The Department of Agricultural Extension (DAE) office in Nilphamari recently informed that this year’s target is to cultivate potato on 22,500 hectares of land in the district, where the early-harvest variety will account for 5,000 hectares.
So far, 500 hectares have already been brought under cultivation with fast-growing potatoes such as sagita, jamplus, and granula.
Habibur Rahman, the upazila agriculture officer of Kishoreganj, said that the early-harvest potatoes give city dwellers a rare opportunity to taste new varieties ahead of the regular season. However, this luxury does not come cheap as these potatoes are sold for as much as Tk 100 per kilogramme when winter sets in.
Only high up or sandy alluvial soils that have low levels of water retention make for favourable cultivating conditions for the fast-growing tuber crop, which cannot be found in any other district, he added.
According to the local DAE office, the soil found in a number of villages across Kishoreganj upazila is most suitable for the task.
So, people in these villages have flourished thanks to years of early potato farming as traders from Dhaka, Chattogram and other major cities visit their homes every year to directly purchase the produce.
During a recent visit to the region, this correspondent found that farmers are either busy planting seeds or preparing the land with natural and chemical fertilisers.

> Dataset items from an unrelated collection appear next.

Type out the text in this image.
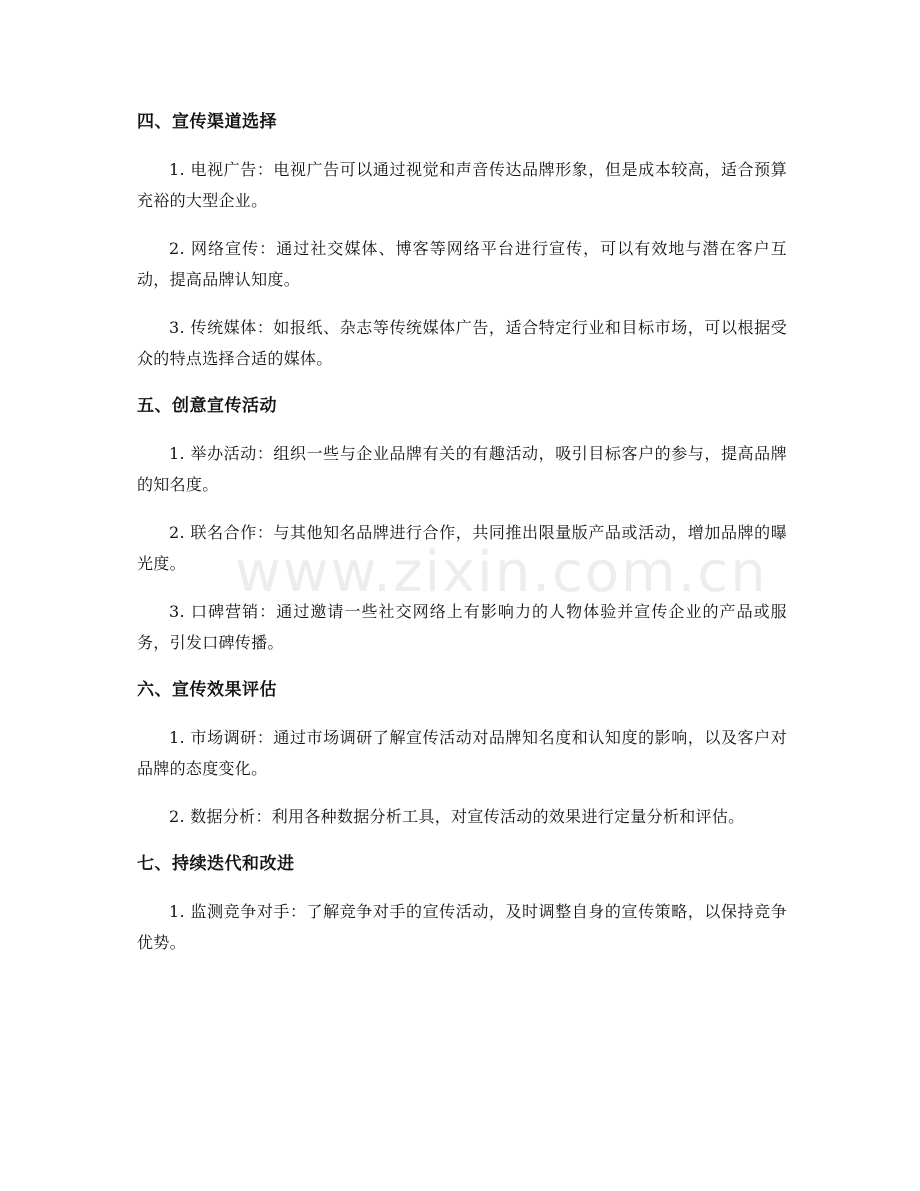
www.zixin.com.cn
四、宣传渠道选择

1. 电视广告：电视广告可以通过视觉和声音传达品牌形象，但是成本较高，适合预算充裕的大型企业。

2. 网络宣传：通过社交媒体、博客等网络平台进行宣传，可以有效地与潜在客户互动，提高品牌认知度。

3. 传统媒体：如报纸、杂志等传统媒体广告，适合特定行业和目标市场，可以根据受众的特点选择合适的媒体。

五、创意宣传活动

1. 举办活动：组织一些与企业品牌有关的有趣活动，吸引目标客户的参与，提高品牌的知名度。

2. 联名合作：与其他知名品牌进行合作，共同推出限量版产品或活动，增加品牌的曝光度。

3. 口碑营销：通过邀请一些社交网络上有影响力的人物体验并宣传企业的产品或服务，引发口碑传播。

六、宣传效果评估

1. 市场调研：通过市场调研了解宣传活动对品牌知名度和认知度的影响，以及客户对品牌的态度变化。

2. 数据分析：利用各种数据分析工具，对宣传活动的效果进行定量分析和评估。

七、持续迭代和改进

1. 监测竞争对手：了解竞争对手的宣传活动，及时调整自身的宣传策略，以保持竞争优势。
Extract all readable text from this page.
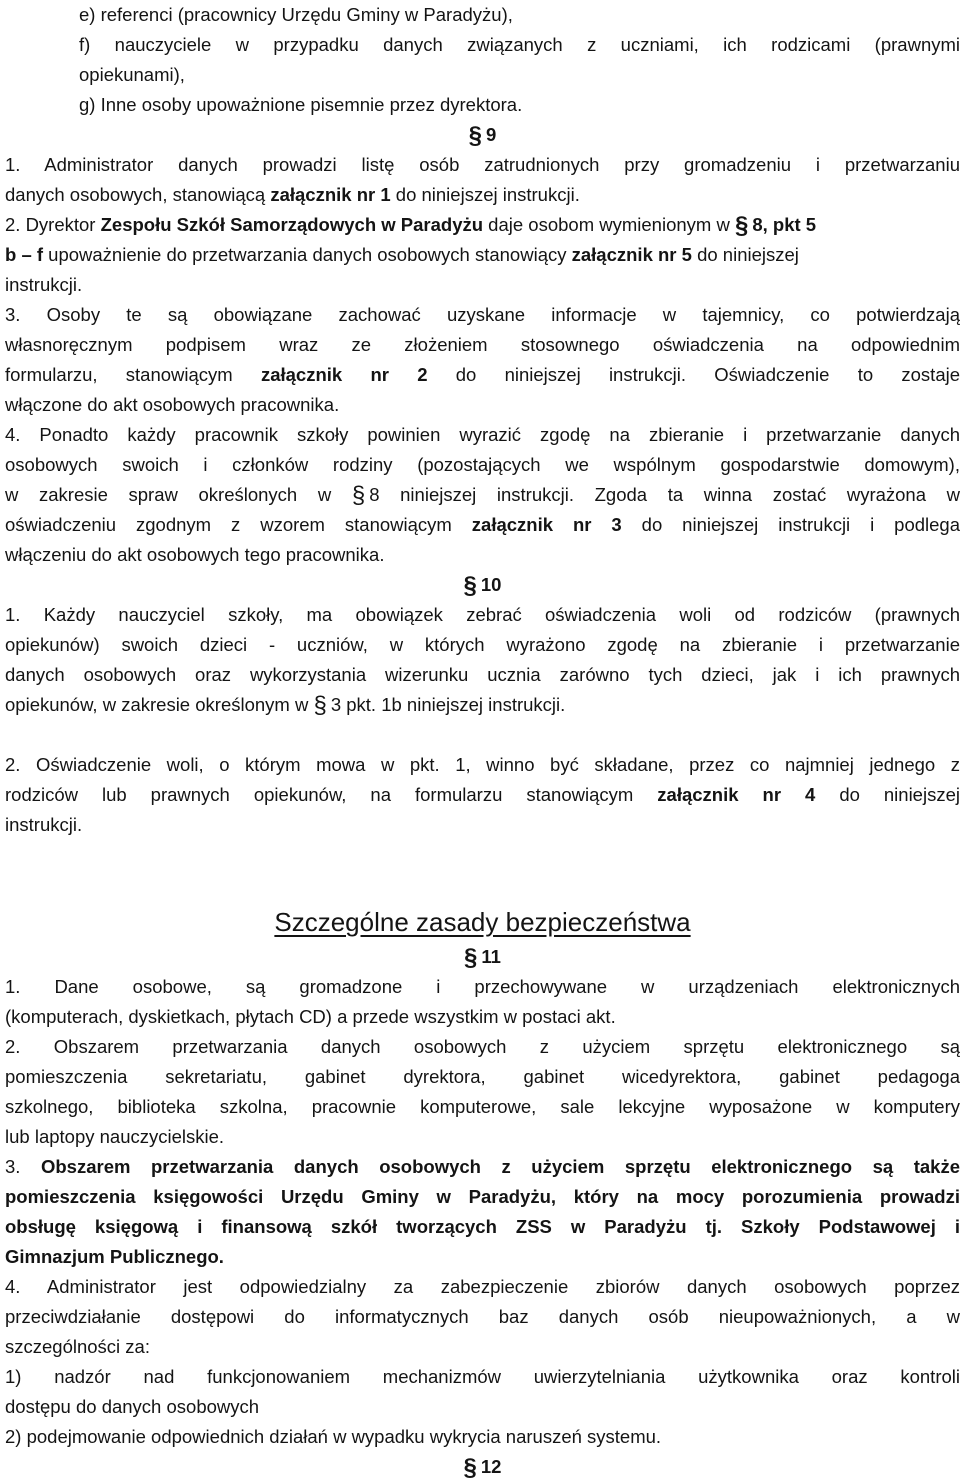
e) referenci (pracownicy Urzędu Gminy w Paradyżu),
f) nauczyciele w przypadku danych związanych z uczniami, ich rodzicami (prawnymi
opiekunami),
g) Inne osoby upoważnione pisemnie przez dyrektora.
§ 9
1. Administrator danych prowadzi listę osób zatrudnionych przy gromadzeniu i przetwarzaniu
danych osobowych, stanowiącą załącznik nr 1 do niniejszej instrukcji.
2. Dyrektor Zespołu Szkół Samorządowych w Paradyżu daje osobom wymienionym w § 8, pkt 5
b – f upoważnienie do przetwarzania danych osobowych stanowiący załącznik nr 5 do niniejszej
instrukcji.
3. Osoby te są obowiązane zachować uzyskane informacje w tajemnicy, co potwierdzają
własnoręcznym podpisem wraz ze złożeniem stosownego oświadczenia na odpowiednim
formularzu, stanowiącym załącznik nr 2 do niniejszej instrukcji. Oświadczenie to zostaje
włączone do akt osobowych pracownika.
4. Ponadto każdy pracownik szkoły powinien wyrazić zgodę na zbieranie i przetwarzanie danych
osobowych swoich i członków rodziny (pozostających we wspólnym gospodarstwie domowym),
w zakresie spraw określonych w § 8 niniejszej instrukcji. Zgoda ta winna zostać wyrażona w
oświadczeniu zgodnym z wzorem stanowiącym załącznik nr 3 do niniejszej instrukcji i podlega
włączeniu do akt osobowych tego pracownika.
§ 10
1. Każdy nauczyciel szkoły, ma obowiązek zebrać oświadczenia woli od rodziców (prawnych
opiekunów) swoich dzieci - uczniów, w których wyrażono zgodę na zbieranie i przetwarzanie
danych osobowych oraz wykorzystania wizerunku ucznia zarówno tych dzieci, jak i ich prawnych
opiekunów, w zakresie określonym w § 3 pkt. 1b niniejszej instrukcji.
2. Oświadczenie woli, o którym mowa w pkt. 1, winno być składane, przez co najmniej jednego z
rodziców lub prawnych opiekunów, na formularzu stanowiącym załącznik nr 4 do niniejszej
instrukcji.
Szczególne zasady bezpieczeństwa
§ 11
1. Dane osobowe, są gromadzone i przechowywane w urządzeniach elektronicznych
(komputerach, dyskietkach, płytach CD) a przede wszystkim w postaci akt.
2. Obszarem przetwarzania danych osobowych z użyciem sprzętu elektronicznego są
pomieszczenia sekretariatu, gabinet dyrektora, gabinet wicedyrektora, gabinet pedagoga
szkolnego, biblioteka szkolna, pracownie komputerowe, sale lekcyjne wyposażone w komputery
lub laptopy nauczycielskie.
3. Obszarem przetwarzania danych osobowych z użyciem sprzętu elektronicznego są także
pomieszczenia księgowości Urzędu Gminy w Paradyżu, który na mocy porozumienia prowadzi
obsługę księgową i finansową szkół tworzących ZSS w Paradyżu tj. Szkoły Podstawowej i
Gimnazjum Publicznego.
4. Administrator jest odpowiedzialny za zabezpieczenie zbiorów danych osobowych poprzez
przeciwdziałanie dostępowi do informatycznych baz danych osób nieupoważnionych, a w
szczególności za:
1) nadzór nad funkcjonowaniem mechanizmów uwierzytelniania użytkownika oraz kontroli
dostępu do danych osobowych
2) podejmowanie odpowiednich działań w wypadku wykrycia naruszeń systemu.
§ 12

Various farmers said that scant rainfall this year paved the way for early potato cultivation by the end of September while they had to wait until mid-October last year due to high rainfall.
But thanks to the low soil moisture levels this year, farmers like Anwarul of Uttar Durakuti village in Kishoreganj have increased their cultivation areas.
"I sowed early potatoes on 30 bighas of land this year while it was 22 bighas last year," he said.
It costs about Tk 25,000 to cultivate potatoes on one bigha of land, which could yield up to about 2,500 kilogrammes of the crop.
"You can sell this amount of potato for an average of Tk 50 per kilogramme at wholesale markets," said Obaidur Rahman, a farmer based in Natib Chapra village of the district’s Sadar upazila.
Abu Bakkar Siddiquee, deputy director of the local DAE office, said early-harvest potatoes have brought fortune to farmers in Nilphamari.
"Besides, this indicates that farmers are becoming more open to non-traditional cropping patterns, for which we are working," he added.